Genes were called using Prodigal42. Initially gene functions were assigned by comparison to the KEGG database43. The called functions were finalized by comparisons with functional databases, including PFAM44 and arCOG45. Proteins with important ecological or geochemical relevance were selected for protein alignments using MUSCLE46 and phylogenetic comparisons with top BLAST hits in NCBI.

Phylogenetic analyses

The 16S rRNA gene trees were generated by running the RAxML (v2.2.1) tool implemented within the ARB software package (v2.5b)47. Bootstrap values were generated using UFBoot48 with 10,000 replicates. The concatenated ribosomal protein tree was generated using 16 syntenic genes that have been shown to undergo limited lateral gene transfer (rpL2, 3, 4, 5, 6, 14, 15, 16, 18, 22, 24 and rpS3, 8, 10, 17, 19)49. Amino acid alignments of the individual ribosomal proteins were generated using MUSCLE46 and trimmed using BMGE50 (with the following settings: -m BLOSUM30 –g 0.5).
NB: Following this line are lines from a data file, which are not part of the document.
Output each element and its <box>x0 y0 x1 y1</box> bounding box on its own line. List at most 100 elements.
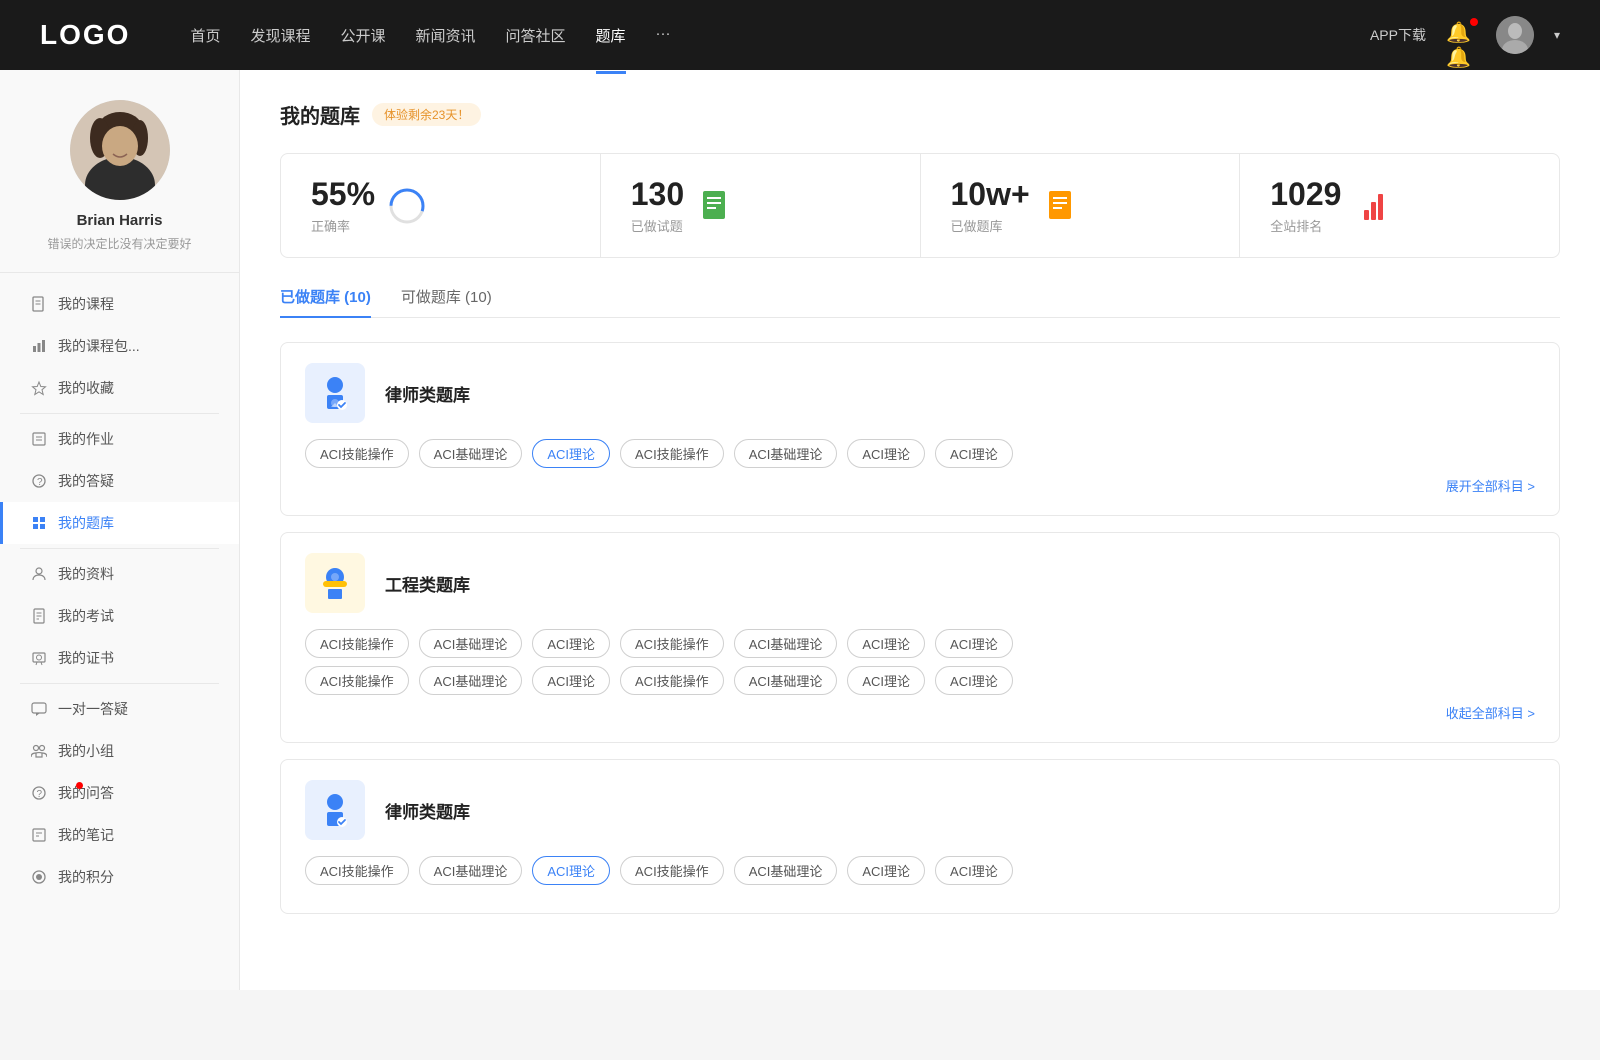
svg-text:?: ? <box>37 477 43 488</box>
tag-0-1[interactable]: ACI基础理论 <box>419 439 523 468</box>
tag-2-5[interactable]: ACI理论 <box>847 856 925 885</box>
tag-1-0-4[interactable]: ACI基础理论 <box>734 629 838 658</box>
sidebar: Brian Harris 错误的决定比没有决定要好 我的课程 我的课程包... <box>0 70 240 990</box>
sidebar-item-points[interactable]: 我的积分 <box>0 856 239 898</box>
sidebar-item-cert[interactable]: 我的证书 <box>0 637 239 679</box>
tag-2-3[interactable]: ACI技能操作 <box>620 856 724 885</box>
divider-3 <box>20 683 219 684</box>
logo[interactable]: LOGO <box>40 19 130 51</box>
accuracy-pie-icon <box>389 188 425 224</box>
collapse-link-1[interactable]: 收起全部科目 > <box>305 703 1535 722</box>
divider-1 <box>20 413 219 414</box>
note-icon <box>30 826 48 844</box>
tag-0-0[interactable]: ACI技能操作 <box>305 439 409 468</box>
tag-1-0-6[interactable]: ACI理论 <box>935 629 1013 658</box>
doc-icon <box>30 607 48 625</box>
tag-2-4[interactable]: ACI基础理论 <box>734 856 838 885</box>
stat-done-value: 130 <box>631 176 684 213</box>
nav-home[interactable]: 首页 <box>190 21 220 50</box>
tag-1-1-5[interactable]: ACI理论 <box>847 666 925 695</box>
tag-1-1-4[interactable]: ACI基础理论 <box>734 666 838 695</box>
stat-accuracy: 55% 正确率 <box>281 154 601 257</box>
sidebar-item-coursepack[interactable]: 我的课程包... <box>0 325 239 367</box>
avatar-nav[interactable] <box>1496 16 1534 54</box>
notification-bell[interactable]: 🔔 <box>1446 20 1476 50</box>
stat-ranking: 1029 全站排名 <box>1240 154 1559 257</box>
nav-bank[interactable]: 题库 <box>596 21 626 50</box>
nav-more[interactable]: ··· <box>656 21 671 50</box>
sidebar-item-group[interactable]: 我的小组 <box>0 730 239 772</box>
stat-accuracy-info: 55% 正确率 <box>311 176 375 235</box>
tag-1-0-5[interactable]: ACI理论 <box>847 629 925 658</box>
sidebar-label-qa: 我的问答 <box>58 783 114 803</box>
sidebar-item-homework[interactable]: 我的作业 <box>0 418 239 460</box>
tag-0-6[interactable]: ACI理论 <box>935 439 1013 468</box>
trial-badge: 体验剩余23天！ <box>372 103 481 126</box>
tag-0-3[interactable]: ACI技能操作 <box>620 439 724 468</box>
sidebar-label-homework: 我的作业 <box>58 429 114 449</box>
bank-title-1: 工程类题库 <box>385 571 470 596</box>
tag-2-0[interactable]: ACI技能操作 <box>305 856 409 885</box>
bank-icon-engineer <box>305 553 365 613</box>
tag-row-2: ACI技能操作 ACI基础理论 ACI理论 ACI技能操作 ACI基础理论 AC… <box>305 856 1535 885</box>
sidebar-item-qa[interactable]: ? 我的问答 <box>0 772 239 814</box>
tag-1-1-0[interactable]: ACI技能操作 <box>305 666 409 695</box>
sidebar-label-coursepack: 我的课程包... <box>58 336 140 356</box>
list-icon <box>30 430 48 448</box>
tag-1-1-6[interactable]: ACI理论 <box>935 666 1013 695</box>
sidebar-label-favorite: 我的收藏 <box>58 378 114 398</box>
tag-1-1-1[interactable]: ACI基础理论 <box>419 666 523 695</box>
sidebar-label-cert: 我的证书 <box>58 648 114 668</box>
sidebar-item-course[interactable]: 我的课程 <box>0 283 239 325</box>
stat-done-banks: 10w+ 已做题库 <box>921 154 1241 257</box>
tag-0-2[interactable]: ACI理论 <box>532 439 610 468</box>
stat-banks-info: 10w+ 已做题库 <box>951 176 1030 235</box>
nav-discover[interactable]: 发现课程 <box>250 21 310 50</box>
sidebar-item-note[interactable]: 我的笔记 <box>0 814 239 856</box>
tag-1-1-3[interactable]: ACI技能操作 <box>620 666 724 695</box>
points-icon <box>30 868 48 886</box>
sidebar-item-exam[interactable]: 我的考试 <box>0 595 239 637</box>
page-title: 我的题库 <box>280 100 360 129</box>
bank-card-0: 律师类题库 ACI技能操作 ACI基础理论 ACI理论 ACI技能操作 ACI基… <box>280 342 1560 516</box>
tag-1-0-1[interactable]: ACI基础理论 <box>419 629 523 658</box>
cert-icon <box>30 649 48 667</box>
svg-text:?: ? <box>37 789 43 800</box>
tag-2-2[interactable]: ACI理论 <box>532 856 610 885</box>
sheet-green-icon <box>698 188 734 224</box>
tag-0-4[interactable]: ACI基础理论 <box>734 439 838 468</box>
star-icon <box>30 379 48 397</box>
profile-section: Brian Harris 错误的决定比没有决定要好 <box>0 100 239 273</box>
sidebar-item-material[interactable]: 我的资料 <box>0 553 239 595</box>
tag-2-6[interactable]: ACI理论 <box>935 856 1013 885</box>
tag-1-1-2[interactable]: ACI理论 <box>532 666 610 695</box>
tag-1-0-2[interactable]: ACI理论 <box>532 629 610 658</box>
people-icon <box>30 565 48 583</box>
nav-qa[interactable]: 问答社区 <box>506 21 566 50</box>
tag-2-1[interactable]: ACI基础理论 <box>419 856 523 885</box>
profile-name: Brian Harris <box>77 212 163 229</box>
sidebar-item-bank[interactable]: 我的题库 <box>0 502 239 544</box>
expand-link-0[interactable]: 展开全部科目 > <box>305 476 1535 495</box>
nav-opencourse[interactable]: 公开课 <box>340 21 385 50</box>
stat-done-questions: 130 已做试题 <box>601 154 921 257</box>
tab-available[interactable]: 可做题库 (10) <box>401 286 492 317</box>
account-chevron[interactable]: ▾ <box>1554 28 1560 42</box>
sidebar-item-doubt[interactable]: ? 我的答疑 <box>0 460 239 502</box>
stat-ranking-label: 全站排名 <box>1270 216 1341 235</box>
sidebar-label-material: 我的资料 <box>58 564 114 584</box>
stat-banks-value: 10w+ <box>951 176 1030 213</box>
sidebar-label-course: 我的课程 <box>58 294 114 314</box>
tag-1-0-0[interactable]: ACI技能操作 <box>305 629 409 658</box>
tab-done[interactable]: 已做题库 (10) <box>280 286 371 317</box>
tag-0-5[interactable]: ACI理论 <box>847 439 925 468</box>
grid-icon <box>30 514 48 532</box>
nav-news[interactable]: 新闻资讯 <box>416 21 476 50</box>
sidebar-item-favorite[interactable]: 我的收藏 <box>0 367 239 409</box>
tag-1-0-3[interactable]: ACI技能操作 <box>620 629 724 658</box>
sidebar-label-points: 我的积分 <box>58 867 114 887</box>
notification-badge <box>1470 18 1478 26</box>
sidebar-item-oneone[interactable]: 一对一答疑 <box>0 688 239 730</box>
profile-motto: 错误的决定比没有决定要好 <box>47 235 191 252</box>
app-download[interactable]: APP下载 <box>1370 25 1426 45</box>
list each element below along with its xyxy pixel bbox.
The curated alignments were then concatenated for phylogenetic analyses, generated by running the RAxML (v2.2.1) tool implemented within the ARB software package (v2.5b)47.

A total of 48 arCOGs (Archaeal cluster of orthologous genes45) previously determined to be universally present in single copies51 were identified and extracted from the four SAGMEG genome bins using PSI-BLAST51. The 48 reference arCOGs and identified orthologues from the genome bins were aligned using MAFFT (mafft-linsi option)52. Alignments were trimmed for poorly aligned regions and gaps using the BMGE tool50 (with the following settings: -m BLOSUM30 –g 0.5) and concatenated before phylogenomic inferences were perfomed using both maximum likelihood and Bayesian methods. Maximum likelihood analysis was performed using IQ-Tree53 with the C60+LG mixture model for 1,000 ultra-rapid bootstraps and Bayesian inference was carried out using Phylobayes54 with the CAT+GTR+Г mixture model of amino acid evolution for about 4,000 generations until convergence (maxdiff of 0.15, burnin of 2,500 generations and subsampling every tenth tree) for two of the independent chains out of the four.

Accession numbers

The genomes supporting the results of this article are available in NCBI Genbank under the BioProjectID PRJNA298487 (LQMP00000000 and LQMQ00000000 for the YNP genomic bins), and BioProjectID PRJNA270657 (LQHI00000000 and LQHJ00000000 for the WOR genomic bins).